Otto took the phone and read the text aloud to Roy. “Can’t make it.” Otto frowned. “That’s pretty abrupt. Does that read like a typical text from him?”
She shook her head, too ashamed to admit she had second-guessed herself the night before.
“You didn’t talk to Dillon or Christina at any time yesterday after that morning phone call?” Roy asked.
“No. He had a full day. He was going to meet this client at six for a quick meeting, then come out to Dell’s to help with the fence by six thirty. I remember him saying the meeting was at the client’s house, on Driftriver Drive. It was on the way, out to my place.”
“Is that customary? For him to meet a client at their house?” Roy asked.
Josie gave him an uncertain look. “I don’t really know.”
“Do you have the address of the meeting?” Otto asked.
She shook her head.
“We need to get someone out there to look for his car.”
Otto walked away and called Lou Hagerty, the daytime dispatcher who’d just come on duty, and gave her a summary of what they’d found. “Call Marta at home and brief her. Ask her to scout out Driftriver Drive for Dillon’s car, then report here. And let me know how soon the coroner can get here.” Once he finished, Otto returned and laid his hand on Josie’s back. “We need to get the lead investigator set.”

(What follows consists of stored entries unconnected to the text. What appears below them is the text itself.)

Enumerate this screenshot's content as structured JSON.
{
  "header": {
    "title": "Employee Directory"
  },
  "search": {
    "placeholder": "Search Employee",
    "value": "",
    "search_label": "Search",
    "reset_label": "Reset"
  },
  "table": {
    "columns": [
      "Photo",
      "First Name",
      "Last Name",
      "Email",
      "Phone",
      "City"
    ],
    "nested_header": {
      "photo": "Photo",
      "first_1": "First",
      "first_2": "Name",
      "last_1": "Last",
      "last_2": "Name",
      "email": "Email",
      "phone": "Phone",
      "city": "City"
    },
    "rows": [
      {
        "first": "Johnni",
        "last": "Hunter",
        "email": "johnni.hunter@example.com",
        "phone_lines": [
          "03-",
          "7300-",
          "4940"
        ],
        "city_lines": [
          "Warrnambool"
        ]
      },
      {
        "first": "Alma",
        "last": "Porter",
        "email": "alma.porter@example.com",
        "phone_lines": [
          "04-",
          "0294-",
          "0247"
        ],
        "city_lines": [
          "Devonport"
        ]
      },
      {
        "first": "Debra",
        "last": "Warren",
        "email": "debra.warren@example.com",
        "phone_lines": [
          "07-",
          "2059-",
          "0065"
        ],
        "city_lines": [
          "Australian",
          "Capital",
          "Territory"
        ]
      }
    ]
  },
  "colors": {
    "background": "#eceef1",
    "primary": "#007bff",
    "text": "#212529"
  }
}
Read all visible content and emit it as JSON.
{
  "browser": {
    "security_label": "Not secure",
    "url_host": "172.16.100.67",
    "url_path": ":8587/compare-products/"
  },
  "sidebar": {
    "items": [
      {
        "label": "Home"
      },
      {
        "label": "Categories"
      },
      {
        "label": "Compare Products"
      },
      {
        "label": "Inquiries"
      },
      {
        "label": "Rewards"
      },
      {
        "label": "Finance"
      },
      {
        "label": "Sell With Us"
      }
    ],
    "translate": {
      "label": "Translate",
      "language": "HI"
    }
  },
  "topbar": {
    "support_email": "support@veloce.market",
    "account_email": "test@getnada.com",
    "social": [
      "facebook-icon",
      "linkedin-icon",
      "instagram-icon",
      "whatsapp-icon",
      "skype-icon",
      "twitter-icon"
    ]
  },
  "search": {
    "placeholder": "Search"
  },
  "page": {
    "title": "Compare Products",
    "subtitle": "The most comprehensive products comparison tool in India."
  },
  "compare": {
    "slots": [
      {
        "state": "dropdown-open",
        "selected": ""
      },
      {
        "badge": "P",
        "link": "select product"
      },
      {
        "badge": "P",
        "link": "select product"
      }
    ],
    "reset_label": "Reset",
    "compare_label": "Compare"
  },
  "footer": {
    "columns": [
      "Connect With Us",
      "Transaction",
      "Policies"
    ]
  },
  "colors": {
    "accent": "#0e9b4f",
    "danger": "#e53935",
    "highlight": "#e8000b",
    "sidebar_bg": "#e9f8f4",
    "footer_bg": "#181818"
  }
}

The thought hadn’t even crossed her mind yet. She was still trying to process what she was seeing.
“It’s your call to make,” Otto said.
Josie took a deep breath, summoning up a resolve she didn’t feel. She knew Otto was asking her to make the correct ethical and tactical decision, but it was a decision that would effectively take her out of the command role in terms of the investigation into Christina’s murder and Dillon’s disappearance. She would not be making the key decisions. But she had to admit that it would be almost impossible for her to remain impartial, to ask the tough questions required in a murder investigation.